**by Soo Jin Lee and Jaehong Shin**

__Day 4__

For last three days, we have investigated infinite series with some examples.

In addition to that we came upa good conjecture that given c is a natural number,

(1/c) + (1/c)^2 + (1/c)^3 +... + (1/c)^n +... = 1/(c-1)

First, let us try one more investigation.

1. Consider the series

(1/5) + (1/5)^2 + (1/5)^3 + ... + (1/5)^n +...

Enter the term into a calculator summing after each entry. From our conjecture, we believe that the sums should come closer and closer to what number after each entry?
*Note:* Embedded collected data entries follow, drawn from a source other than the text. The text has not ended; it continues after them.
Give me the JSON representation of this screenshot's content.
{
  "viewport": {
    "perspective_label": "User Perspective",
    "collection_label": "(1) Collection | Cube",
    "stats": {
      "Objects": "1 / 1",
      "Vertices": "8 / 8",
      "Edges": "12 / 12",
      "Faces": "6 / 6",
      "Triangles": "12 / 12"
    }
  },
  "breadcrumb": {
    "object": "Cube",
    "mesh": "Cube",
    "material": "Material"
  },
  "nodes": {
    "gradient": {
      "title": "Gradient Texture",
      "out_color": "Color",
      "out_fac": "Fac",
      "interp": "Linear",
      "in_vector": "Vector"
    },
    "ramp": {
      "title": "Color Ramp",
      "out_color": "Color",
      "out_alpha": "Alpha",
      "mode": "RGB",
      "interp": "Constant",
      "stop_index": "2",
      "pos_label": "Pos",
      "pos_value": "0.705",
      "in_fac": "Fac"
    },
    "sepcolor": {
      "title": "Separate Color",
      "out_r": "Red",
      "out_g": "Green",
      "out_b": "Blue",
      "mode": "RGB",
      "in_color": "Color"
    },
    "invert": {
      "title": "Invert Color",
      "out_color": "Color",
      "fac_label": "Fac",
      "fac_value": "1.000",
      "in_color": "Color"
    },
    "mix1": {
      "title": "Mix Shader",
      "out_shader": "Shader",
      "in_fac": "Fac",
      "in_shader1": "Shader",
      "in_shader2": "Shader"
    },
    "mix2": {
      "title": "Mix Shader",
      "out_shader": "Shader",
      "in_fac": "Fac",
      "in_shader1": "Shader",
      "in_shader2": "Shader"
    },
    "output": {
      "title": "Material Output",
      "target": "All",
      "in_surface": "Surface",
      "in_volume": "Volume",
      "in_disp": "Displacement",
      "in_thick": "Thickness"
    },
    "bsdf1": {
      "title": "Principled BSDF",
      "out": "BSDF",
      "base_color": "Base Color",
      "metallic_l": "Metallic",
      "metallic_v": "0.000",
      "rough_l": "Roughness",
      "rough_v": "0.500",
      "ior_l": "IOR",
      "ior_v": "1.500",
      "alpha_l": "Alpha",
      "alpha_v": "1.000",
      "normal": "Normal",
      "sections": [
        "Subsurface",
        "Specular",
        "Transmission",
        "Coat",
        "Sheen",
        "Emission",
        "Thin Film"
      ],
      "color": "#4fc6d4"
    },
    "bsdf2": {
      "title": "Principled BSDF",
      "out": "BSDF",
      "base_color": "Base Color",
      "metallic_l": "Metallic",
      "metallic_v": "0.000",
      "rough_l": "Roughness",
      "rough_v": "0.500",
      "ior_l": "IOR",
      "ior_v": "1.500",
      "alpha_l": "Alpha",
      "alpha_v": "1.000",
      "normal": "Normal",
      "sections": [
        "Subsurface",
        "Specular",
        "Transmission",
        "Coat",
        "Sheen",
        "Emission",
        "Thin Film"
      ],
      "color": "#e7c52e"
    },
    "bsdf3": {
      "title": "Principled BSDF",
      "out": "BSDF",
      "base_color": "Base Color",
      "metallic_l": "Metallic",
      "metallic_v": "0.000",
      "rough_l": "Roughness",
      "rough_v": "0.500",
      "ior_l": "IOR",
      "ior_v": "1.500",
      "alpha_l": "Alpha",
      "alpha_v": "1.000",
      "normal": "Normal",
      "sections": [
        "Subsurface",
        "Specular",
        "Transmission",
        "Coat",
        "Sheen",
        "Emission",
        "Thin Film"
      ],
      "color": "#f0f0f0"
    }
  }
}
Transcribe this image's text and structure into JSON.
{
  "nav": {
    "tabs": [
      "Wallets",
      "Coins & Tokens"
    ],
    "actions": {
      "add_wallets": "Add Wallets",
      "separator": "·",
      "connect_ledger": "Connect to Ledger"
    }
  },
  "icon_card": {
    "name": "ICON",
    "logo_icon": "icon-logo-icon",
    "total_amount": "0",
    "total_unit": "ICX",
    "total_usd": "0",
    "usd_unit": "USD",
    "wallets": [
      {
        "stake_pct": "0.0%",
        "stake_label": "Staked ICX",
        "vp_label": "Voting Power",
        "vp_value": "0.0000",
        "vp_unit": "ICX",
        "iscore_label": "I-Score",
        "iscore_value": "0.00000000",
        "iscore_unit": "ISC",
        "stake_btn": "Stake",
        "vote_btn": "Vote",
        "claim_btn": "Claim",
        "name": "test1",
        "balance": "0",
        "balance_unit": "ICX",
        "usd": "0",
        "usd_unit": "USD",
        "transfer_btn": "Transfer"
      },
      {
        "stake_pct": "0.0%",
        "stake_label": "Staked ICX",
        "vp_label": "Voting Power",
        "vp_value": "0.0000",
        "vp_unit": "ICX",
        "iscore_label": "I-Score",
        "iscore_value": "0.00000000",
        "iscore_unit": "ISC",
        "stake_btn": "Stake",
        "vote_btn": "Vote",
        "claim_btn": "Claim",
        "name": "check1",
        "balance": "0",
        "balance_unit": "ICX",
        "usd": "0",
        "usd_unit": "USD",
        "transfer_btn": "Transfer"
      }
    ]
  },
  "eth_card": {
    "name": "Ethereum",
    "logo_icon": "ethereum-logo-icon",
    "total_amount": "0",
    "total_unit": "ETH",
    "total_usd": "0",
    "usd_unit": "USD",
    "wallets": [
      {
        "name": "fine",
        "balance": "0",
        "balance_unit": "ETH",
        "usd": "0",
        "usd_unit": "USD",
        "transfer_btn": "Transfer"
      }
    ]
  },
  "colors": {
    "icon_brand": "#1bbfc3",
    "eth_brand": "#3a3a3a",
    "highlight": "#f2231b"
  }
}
Do they?

2. Use the square grid paper and design a drawing that will illustrate the sum of the infinite series above.

3. Let's use a very clever mathematical device to prove our conjecture. Let S be the sum of our series.

Then S = (1/c) + (1/c)^2 + (1/c)^3 +... + (1/c)^n +... Now here comes the clever part: multiply both sides of the equation by 1/c and line up like terms. Why do such a wierd thing? Because it works.

i.e. S = 1/c + (1/c)^2 + (1/c)^3 +...

(1/c)S = ------(1/c)^2 + (1/c)^3 +...

Now subtract the bottom equation to get

S - (1/c)S = 1/c

(1 - 1/c)S = 1/c

S = 1/(c-1), just as we suspected.

4. Now I wonder if the numerator has to be 1 or could it be any positive number (or even negative). Do keep in mind that (a/c) must be less than 1 for the series to have a finite sum. Why don't you try using our mathematical device above to see if

a/c + (a/c)^2 + (a/c)^3 + ... + (a/c)^n + ... = a/(c-a).

I will leave this as an exercise.